Graham has no connection to the Trump transition team, but his views on Russia reconcile the different strands within the Republican Party — from the openly conciliatory to the outright hawkish. Graham, 65, is also a business associate of Henry Kissinger, the former secretary of state who maintains frequent contact with Putin — and has reportedly met with Trump since the election.

"Normalization doesn't mean cooperation but reestablishing normal diplomatic channels. It's not a return to partnership," Graham said.

A downturn in relations

Russia's relations with the Obama administration soured after Putin, who had sat out one presidential term as prime minister, returned to the Kremlin for an unprecedented third term in 2012. Things got worse when Russia annexed Crimea and fomented an armed rebellion in eastern Ukraine two years later. In response, the White House coordinated sanctions against Russia with the European Union and began rotating U.S. Army troops through NATO countries in eastern Europe.
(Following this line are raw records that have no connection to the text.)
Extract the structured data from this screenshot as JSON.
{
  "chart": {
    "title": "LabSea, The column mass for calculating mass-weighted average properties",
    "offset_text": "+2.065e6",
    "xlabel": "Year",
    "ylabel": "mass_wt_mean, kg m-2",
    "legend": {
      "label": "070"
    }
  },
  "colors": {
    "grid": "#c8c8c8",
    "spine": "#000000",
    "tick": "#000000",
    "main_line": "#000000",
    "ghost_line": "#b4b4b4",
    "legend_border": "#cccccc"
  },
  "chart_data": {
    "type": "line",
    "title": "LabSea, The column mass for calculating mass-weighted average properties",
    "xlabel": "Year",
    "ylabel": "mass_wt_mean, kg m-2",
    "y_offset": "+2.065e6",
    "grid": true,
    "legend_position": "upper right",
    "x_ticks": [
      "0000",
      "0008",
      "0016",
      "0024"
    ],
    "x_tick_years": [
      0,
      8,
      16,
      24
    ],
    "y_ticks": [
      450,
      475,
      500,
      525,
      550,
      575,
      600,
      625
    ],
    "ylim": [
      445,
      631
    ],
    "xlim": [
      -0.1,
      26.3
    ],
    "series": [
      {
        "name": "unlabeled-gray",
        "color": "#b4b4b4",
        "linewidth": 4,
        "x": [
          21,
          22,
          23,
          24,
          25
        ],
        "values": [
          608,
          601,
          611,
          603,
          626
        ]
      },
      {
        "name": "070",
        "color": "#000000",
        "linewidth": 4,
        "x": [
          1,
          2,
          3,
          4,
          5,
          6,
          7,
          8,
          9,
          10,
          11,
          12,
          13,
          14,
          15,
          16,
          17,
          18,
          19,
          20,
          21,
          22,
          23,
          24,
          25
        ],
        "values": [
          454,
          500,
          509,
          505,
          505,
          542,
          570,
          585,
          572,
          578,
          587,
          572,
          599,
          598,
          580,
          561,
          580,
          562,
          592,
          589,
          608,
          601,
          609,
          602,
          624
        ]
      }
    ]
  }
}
In the absence of decisive U.S. action in Syria's civil war, Putin intervened militarily on behalf of Syrian President Bashar Assad, catapulting Russia back onto the world stage as a Middle East power-broker. Charges that Putin ordered cyber-attacks to sway the U.S. election only increased the Russian president's stature.

"The demonization of Putin is a reflection of our declining confidence in our own capabilities. It's easier to blame Putin," said Graham. "He's pursuing Russian national interests, but he's not running world affairs."

Graham doesn't doubt the intelligence community's conclusion on Russian hacking or the Kremlin's attempts to create rifts between the United States and Europe.

"Everything that sows disunity in Europe is beneficial to Russia because of the asymmetry in power between Russia and the West," Graham said. "At this point, we're being manipulated by the Russians at very little cost to them. Things pop up, and we go into a frenzy."

Risks of isolating Russia

Western sanctions imposed on the Kremlin in 2014 may very well have forestalled more aggressive Russian action in Ukraine, Graham said. At the same time, he cautioned against further isolating Moscow.

"Simply increasing sanctions won't resolve the Ukraine crisis. Secondly, it's not in our strategic interest if the Russian economy is excessively weakened and Russia is driven toward China," he said. "We need to look at Russia in a global context."

Here Graham reflects the thinking of Kissinger, who said during his last visit to Moscow in February that "Russia should be perceived as an essential element of any new global equilibrium, not primarily as a threat to the United States."

Graham said Kissinger was pointing to the fact that Russia can help balance Chinese power in Central Asia and the Far East. Although Russia's capabilities are unsustainable without an economic upswing, Graham said, the country will be a fixture in world affairs for the coming decades.

"It has significant military capability, as we've seen in the cyber sphere," Graham said. "It's a major power and we have to deal with it. It will be part of a stable world order."

Graham said it was high time for a new Russia policy.

"It's not the Cold War and it's not the strategic partnership in the immediate post-Cold War period. Neither framework is adequate because the global context is different," he said. "The world order is shifting. We need to come to a new equilibrium."